First Issue: 

Addressing worldwide water shortages and creating international standards in order to protect the existing freshwater supply.

The Earth only contains around 3% freshwater, and around 844 million people do not have access to clean water. Water is essential for everyday life; without water, people cannot survive. In the UN’s sustainable goals for 2030, the accessibility of clean water is placed at number six, due to its dire importance. However, since water is not owned by a single state, and since it is a shared resource for the whole population, there is a mismanagement of it.
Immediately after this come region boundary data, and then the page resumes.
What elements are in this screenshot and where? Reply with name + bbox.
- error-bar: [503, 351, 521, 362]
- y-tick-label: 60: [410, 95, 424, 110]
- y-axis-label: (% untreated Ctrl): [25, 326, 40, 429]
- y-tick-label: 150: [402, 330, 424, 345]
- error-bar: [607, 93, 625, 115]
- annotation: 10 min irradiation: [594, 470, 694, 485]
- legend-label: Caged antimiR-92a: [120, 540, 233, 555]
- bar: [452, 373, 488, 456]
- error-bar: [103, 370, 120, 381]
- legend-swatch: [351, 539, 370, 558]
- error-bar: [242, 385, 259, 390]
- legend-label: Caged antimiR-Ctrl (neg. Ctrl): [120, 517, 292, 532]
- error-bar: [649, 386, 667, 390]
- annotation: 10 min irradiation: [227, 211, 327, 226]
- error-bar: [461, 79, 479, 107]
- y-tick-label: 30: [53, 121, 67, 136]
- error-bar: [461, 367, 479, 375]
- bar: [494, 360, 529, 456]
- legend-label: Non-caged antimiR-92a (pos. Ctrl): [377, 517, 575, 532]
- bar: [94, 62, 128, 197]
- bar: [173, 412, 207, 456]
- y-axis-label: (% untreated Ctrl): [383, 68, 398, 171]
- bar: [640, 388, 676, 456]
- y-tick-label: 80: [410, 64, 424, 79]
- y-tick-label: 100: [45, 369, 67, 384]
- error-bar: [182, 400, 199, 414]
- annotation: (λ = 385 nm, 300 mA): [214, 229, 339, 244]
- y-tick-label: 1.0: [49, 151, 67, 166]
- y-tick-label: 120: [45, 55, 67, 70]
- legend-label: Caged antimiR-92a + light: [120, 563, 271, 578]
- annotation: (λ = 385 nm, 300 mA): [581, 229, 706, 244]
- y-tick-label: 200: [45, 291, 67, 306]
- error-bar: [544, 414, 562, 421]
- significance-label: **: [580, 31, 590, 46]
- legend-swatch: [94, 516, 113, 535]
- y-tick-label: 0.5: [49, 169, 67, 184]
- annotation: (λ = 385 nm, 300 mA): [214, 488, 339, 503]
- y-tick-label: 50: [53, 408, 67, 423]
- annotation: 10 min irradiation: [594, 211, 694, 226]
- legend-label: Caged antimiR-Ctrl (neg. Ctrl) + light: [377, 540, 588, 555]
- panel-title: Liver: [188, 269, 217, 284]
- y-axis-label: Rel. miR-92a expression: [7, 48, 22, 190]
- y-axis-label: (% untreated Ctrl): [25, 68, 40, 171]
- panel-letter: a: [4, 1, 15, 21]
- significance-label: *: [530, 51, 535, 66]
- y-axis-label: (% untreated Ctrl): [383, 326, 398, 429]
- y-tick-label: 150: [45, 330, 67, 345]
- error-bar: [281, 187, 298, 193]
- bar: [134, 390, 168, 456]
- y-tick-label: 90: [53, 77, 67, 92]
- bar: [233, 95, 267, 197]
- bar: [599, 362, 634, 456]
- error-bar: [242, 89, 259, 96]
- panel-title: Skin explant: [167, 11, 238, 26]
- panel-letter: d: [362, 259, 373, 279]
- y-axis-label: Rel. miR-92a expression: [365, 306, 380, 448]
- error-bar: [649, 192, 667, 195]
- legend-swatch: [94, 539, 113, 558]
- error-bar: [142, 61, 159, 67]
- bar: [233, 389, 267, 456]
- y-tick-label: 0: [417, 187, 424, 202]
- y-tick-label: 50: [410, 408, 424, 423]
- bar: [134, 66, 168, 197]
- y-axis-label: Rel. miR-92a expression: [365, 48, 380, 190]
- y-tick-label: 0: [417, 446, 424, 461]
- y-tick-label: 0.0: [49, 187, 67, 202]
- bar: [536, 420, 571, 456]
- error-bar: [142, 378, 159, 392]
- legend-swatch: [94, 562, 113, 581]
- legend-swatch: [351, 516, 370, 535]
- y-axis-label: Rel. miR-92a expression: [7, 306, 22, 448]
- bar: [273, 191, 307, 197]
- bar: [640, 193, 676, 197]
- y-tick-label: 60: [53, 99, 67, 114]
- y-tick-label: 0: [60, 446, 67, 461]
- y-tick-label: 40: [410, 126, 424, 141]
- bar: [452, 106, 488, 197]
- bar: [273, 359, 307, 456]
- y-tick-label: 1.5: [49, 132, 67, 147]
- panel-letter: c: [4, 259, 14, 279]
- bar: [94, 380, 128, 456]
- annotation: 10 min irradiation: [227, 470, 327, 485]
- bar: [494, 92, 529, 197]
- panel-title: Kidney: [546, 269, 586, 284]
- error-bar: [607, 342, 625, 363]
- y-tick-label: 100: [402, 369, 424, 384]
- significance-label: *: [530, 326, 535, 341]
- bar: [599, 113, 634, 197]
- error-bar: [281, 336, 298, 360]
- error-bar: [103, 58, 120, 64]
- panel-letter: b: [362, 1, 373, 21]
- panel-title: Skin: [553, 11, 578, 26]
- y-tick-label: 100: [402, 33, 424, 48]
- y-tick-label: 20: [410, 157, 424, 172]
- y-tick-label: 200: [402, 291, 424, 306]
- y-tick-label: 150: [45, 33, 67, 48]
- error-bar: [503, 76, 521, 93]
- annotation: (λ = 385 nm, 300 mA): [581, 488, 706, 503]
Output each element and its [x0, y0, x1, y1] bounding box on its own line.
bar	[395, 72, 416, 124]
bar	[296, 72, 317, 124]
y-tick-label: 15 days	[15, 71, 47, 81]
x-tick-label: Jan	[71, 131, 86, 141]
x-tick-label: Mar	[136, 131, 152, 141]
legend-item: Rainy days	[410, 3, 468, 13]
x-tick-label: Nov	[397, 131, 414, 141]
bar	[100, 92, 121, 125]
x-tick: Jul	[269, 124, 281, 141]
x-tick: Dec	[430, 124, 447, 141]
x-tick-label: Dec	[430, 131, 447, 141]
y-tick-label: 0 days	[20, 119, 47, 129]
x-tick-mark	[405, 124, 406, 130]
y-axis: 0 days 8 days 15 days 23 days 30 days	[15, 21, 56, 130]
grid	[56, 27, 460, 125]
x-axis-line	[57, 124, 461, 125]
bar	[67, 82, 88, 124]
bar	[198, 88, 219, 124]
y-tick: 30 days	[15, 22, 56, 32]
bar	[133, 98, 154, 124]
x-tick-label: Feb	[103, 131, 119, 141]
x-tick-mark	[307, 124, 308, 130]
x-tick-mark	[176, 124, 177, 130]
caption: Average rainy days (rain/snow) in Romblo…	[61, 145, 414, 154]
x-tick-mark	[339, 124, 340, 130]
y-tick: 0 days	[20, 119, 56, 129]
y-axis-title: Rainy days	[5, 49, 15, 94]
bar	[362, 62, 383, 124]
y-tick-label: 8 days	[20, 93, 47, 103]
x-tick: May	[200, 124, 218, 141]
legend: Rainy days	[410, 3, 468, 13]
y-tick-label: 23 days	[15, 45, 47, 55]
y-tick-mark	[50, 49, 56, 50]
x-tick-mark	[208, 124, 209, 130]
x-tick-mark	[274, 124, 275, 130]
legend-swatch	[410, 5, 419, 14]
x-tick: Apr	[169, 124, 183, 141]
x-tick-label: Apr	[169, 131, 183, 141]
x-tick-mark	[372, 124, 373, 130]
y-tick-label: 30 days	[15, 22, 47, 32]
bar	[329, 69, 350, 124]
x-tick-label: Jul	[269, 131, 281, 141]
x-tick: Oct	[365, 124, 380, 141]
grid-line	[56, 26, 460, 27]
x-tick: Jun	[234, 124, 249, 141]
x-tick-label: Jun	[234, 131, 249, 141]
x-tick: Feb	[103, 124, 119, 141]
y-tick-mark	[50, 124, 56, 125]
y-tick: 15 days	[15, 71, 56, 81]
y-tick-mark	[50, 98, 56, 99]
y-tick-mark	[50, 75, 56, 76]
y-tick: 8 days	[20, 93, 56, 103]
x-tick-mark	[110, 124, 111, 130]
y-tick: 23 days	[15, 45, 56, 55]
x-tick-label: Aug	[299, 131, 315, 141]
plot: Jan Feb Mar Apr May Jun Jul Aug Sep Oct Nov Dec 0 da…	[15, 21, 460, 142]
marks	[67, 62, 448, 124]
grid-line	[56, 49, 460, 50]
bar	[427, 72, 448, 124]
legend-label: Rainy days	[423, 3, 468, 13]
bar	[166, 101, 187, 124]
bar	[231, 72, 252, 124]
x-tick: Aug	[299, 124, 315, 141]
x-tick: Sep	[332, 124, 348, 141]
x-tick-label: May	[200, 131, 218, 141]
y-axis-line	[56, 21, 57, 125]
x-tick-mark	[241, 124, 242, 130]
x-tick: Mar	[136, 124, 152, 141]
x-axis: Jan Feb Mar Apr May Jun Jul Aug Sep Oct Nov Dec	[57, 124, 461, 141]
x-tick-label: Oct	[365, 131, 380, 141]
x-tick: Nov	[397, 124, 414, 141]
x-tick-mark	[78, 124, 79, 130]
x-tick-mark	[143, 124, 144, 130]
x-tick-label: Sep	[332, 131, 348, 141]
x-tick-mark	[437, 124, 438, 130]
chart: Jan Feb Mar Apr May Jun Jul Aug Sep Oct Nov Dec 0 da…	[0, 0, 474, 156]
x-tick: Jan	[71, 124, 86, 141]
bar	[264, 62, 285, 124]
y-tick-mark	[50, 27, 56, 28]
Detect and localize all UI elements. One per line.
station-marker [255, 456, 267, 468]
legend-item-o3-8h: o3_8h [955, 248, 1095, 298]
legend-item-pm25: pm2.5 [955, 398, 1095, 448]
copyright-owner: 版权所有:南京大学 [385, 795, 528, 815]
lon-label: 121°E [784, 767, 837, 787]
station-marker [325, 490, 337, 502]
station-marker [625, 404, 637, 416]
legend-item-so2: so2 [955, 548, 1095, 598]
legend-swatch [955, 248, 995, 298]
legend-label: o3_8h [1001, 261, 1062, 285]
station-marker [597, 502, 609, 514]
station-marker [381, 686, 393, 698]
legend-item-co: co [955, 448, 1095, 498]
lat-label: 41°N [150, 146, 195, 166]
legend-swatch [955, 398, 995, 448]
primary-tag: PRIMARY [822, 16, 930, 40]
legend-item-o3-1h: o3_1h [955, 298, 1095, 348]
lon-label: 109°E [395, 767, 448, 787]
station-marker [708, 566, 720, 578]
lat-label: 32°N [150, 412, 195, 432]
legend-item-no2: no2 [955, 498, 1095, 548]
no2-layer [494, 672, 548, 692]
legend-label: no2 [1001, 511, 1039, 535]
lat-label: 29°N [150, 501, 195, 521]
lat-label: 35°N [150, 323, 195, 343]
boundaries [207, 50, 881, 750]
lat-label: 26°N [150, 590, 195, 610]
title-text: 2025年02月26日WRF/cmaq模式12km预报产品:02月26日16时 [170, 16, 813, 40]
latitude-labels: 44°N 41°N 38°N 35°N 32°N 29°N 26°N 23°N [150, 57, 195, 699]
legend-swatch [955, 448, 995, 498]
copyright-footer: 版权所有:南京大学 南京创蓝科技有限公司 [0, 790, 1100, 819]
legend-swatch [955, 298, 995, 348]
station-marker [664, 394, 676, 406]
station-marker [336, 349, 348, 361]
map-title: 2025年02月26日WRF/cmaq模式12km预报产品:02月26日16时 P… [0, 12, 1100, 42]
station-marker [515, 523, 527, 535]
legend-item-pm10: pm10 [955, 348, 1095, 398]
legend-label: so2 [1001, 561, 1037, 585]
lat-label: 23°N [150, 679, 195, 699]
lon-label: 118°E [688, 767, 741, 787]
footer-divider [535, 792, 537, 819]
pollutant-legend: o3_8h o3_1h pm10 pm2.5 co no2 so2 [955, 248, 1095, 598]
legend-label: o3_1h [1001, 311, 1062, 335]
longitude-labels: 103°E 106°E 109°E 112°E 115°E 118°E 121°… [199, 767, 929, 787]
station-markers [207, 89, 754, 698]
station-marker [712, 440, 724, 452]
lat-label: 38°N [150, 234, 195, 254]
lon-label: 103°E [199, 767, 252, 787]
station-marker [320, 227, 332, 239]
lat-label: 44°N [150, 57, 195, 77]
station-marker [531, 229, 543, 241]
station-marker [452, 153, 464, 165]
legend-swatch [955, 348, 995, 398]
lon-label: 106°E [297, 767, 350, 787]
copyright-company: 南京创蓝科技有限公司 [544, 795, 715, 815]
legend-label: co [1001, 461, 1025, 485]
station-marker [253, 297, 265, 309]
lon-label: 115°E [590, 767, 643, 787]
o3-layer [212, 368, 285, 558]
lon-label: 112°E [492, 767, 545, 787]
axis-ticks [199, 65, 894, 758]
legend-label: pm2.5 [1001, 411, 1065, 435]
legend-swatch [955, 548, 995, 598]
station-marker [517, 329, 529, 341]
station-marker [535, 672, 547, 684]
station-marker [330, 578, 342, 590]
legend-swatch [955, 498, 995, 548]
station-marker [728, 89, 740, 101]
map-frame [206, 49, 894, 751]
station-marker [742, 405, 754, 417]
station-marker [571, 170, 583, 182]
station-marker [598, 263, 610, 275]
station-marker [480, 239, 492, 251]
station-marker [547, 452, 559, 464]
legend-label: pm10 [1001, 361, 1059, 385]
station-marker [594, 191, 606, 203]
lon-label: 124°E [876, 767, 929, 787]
To avoid the depletion of this important resource, international standards must be implemented to ensure that the existing supply is administered correctly.


Second Issue:

Abolishing coal mines and reducing energy dependency on coal.

Coal is a nonrenewable energy source that causes air pollution and contributes the emission of carbon dioxide and other harmful gases into the atmosphere. Not only does coal impact the environment but it also imposes many health issues for the general population, more specifically coal miners.Consequently, working in coal mines is a highly dangerous occupation as the miners may suffer from suffocation, roof collapse, and gas poisoning. Therefore, due to the undesirable side effects of the mining of coal, there are ongoing debates on whether coal mines should be abolished and replaced with cleaner and safer mode of generating energy. Although, many would argue that coal mining is an important segment of many economies, many countries cannot afford to close down these valuable assets. Delegates should reach a conclusion on this matter.